According to the U.S. Library of Congress, the annual pre-Lent celebration, began in 1703 with food, wine and parties at 27 Mile Bluff in Mobile, Alabama. French settlers carried the tradition to Mobile, a.k.a the “Port City.” In 1830, a tipsy man named Michael Krafft started an impromptu parade with some ‘borrowed’ bells, rakes and hoes, and walked the streets.

His ‘parade’ was named the Cowbellion de Rakin Society, or the first Mystic Society parade. That same tradition was revived every year, with a hiatus during the civil war.

Mardi Gras migrated to New Orleans in 1856. Six businessman, three of whom were from Mobile, gathered in the French Quarter to organize a secret society inspired by the Cowbellion de Rakin Society. These six men created the first krewe, the Mistick Krewe of Comu and planned New Orleans’ first Mardi Gras parade.

After the war, around 1866, the celebration was reborn when Joseph Stillwell Cain and his men “borrowed” a wagon and other materials, added costumes and paraded down the streets of Mobile on Fat Tuesday. Cain wore the costume of undefeated Chickasaw Indian chief named Slacabamorinico. In 1867, the oldest continuous Mardi Gras parade society, the Order of Myths, was formed.

It wasn’t until 1872 that the celebration included a royal court, naming Daniel Huger the King, dressed as Emperor Felix I. Three years later, the Alabama legislature declared Shrove Tuesday (Fat Tuesday) a holiday in Mobile.
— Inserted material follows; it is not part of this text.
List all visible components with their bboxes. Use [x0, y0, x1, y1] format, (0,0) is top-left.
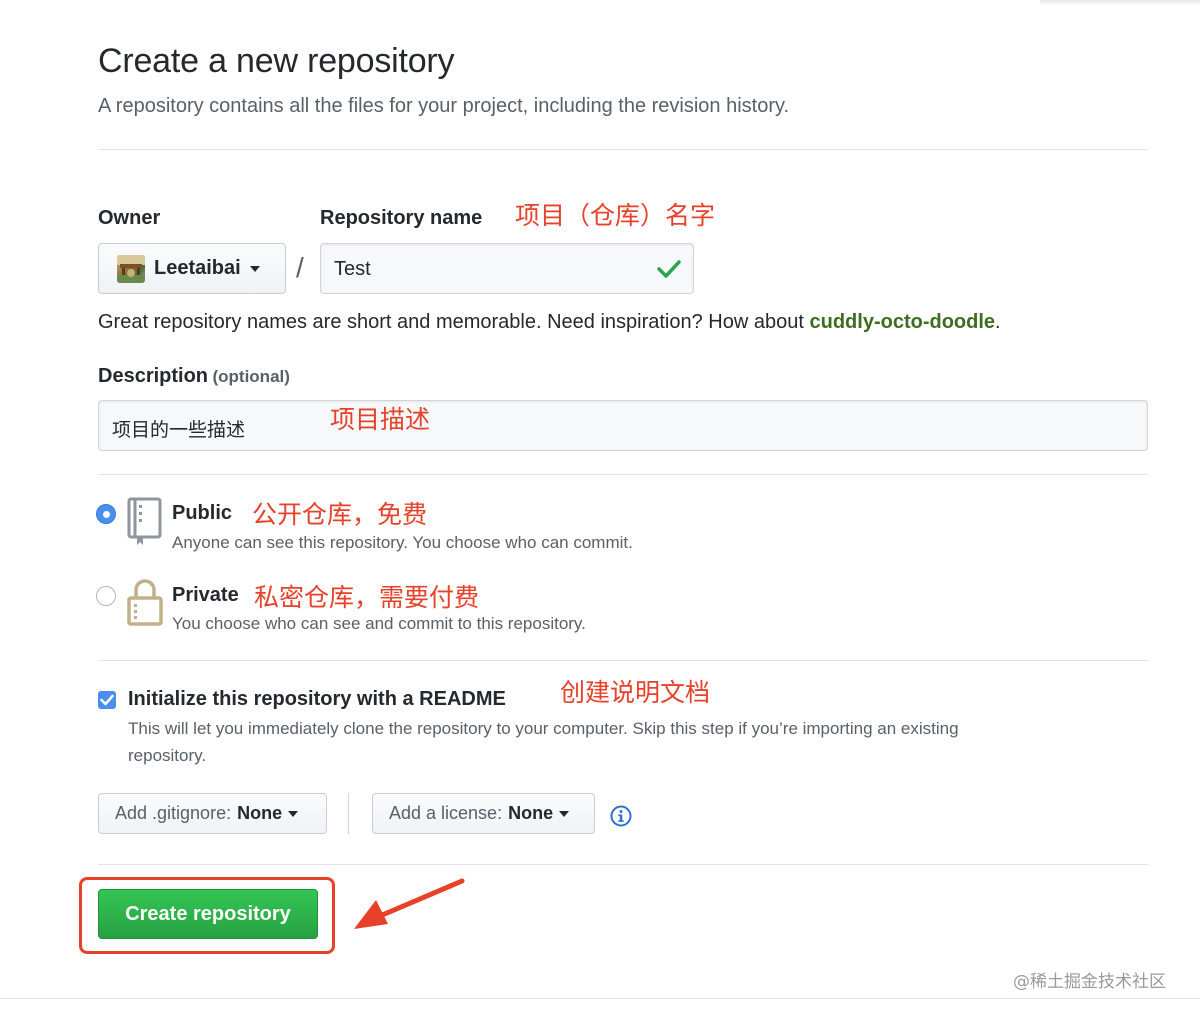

Then in 1938, the The Colored Carnival Association was founded, and the first black krewe was the Knights of May Zulu. The organization changed to the Mobile Area Mardi Gras Association (MAMGA) in the 1970’s. They appointed Samuel Besteda as the first “Mayor of Colored Mobile,” a position that was later renamed the Grand Marshall.

In 1939, Alex Herman and Aliene Jenkin were named the first King and Queen. In 1984, Alexis Herman, then Secretary of Labor under the Clinton administration, was named Queen of MAMGA. The celebration has grown and spread to other cities of the Gulf Coast over the years. In Mobile, Mardi Gras attendance is over 830,000.

The beloved Queens of the Mobile Mardi have their elaborate gowns housed in the Queens Gallery of the Mobile Museum. The museum displays a variety of costumes, photos and materials from over 30 celebrations of Mardi Gras in Mobile.

This year, the Grand Marshall and first lady of Mobile’s Mardi Gras are an African-American couple, Michael Bourgeois and his wife, Gertrude “Trudy” Bourgeois. The couple met 35 years ago while serving on the royal courts for MAMGA and fell in love. They have two children and will be proudly leading the celebration this year in Mobile.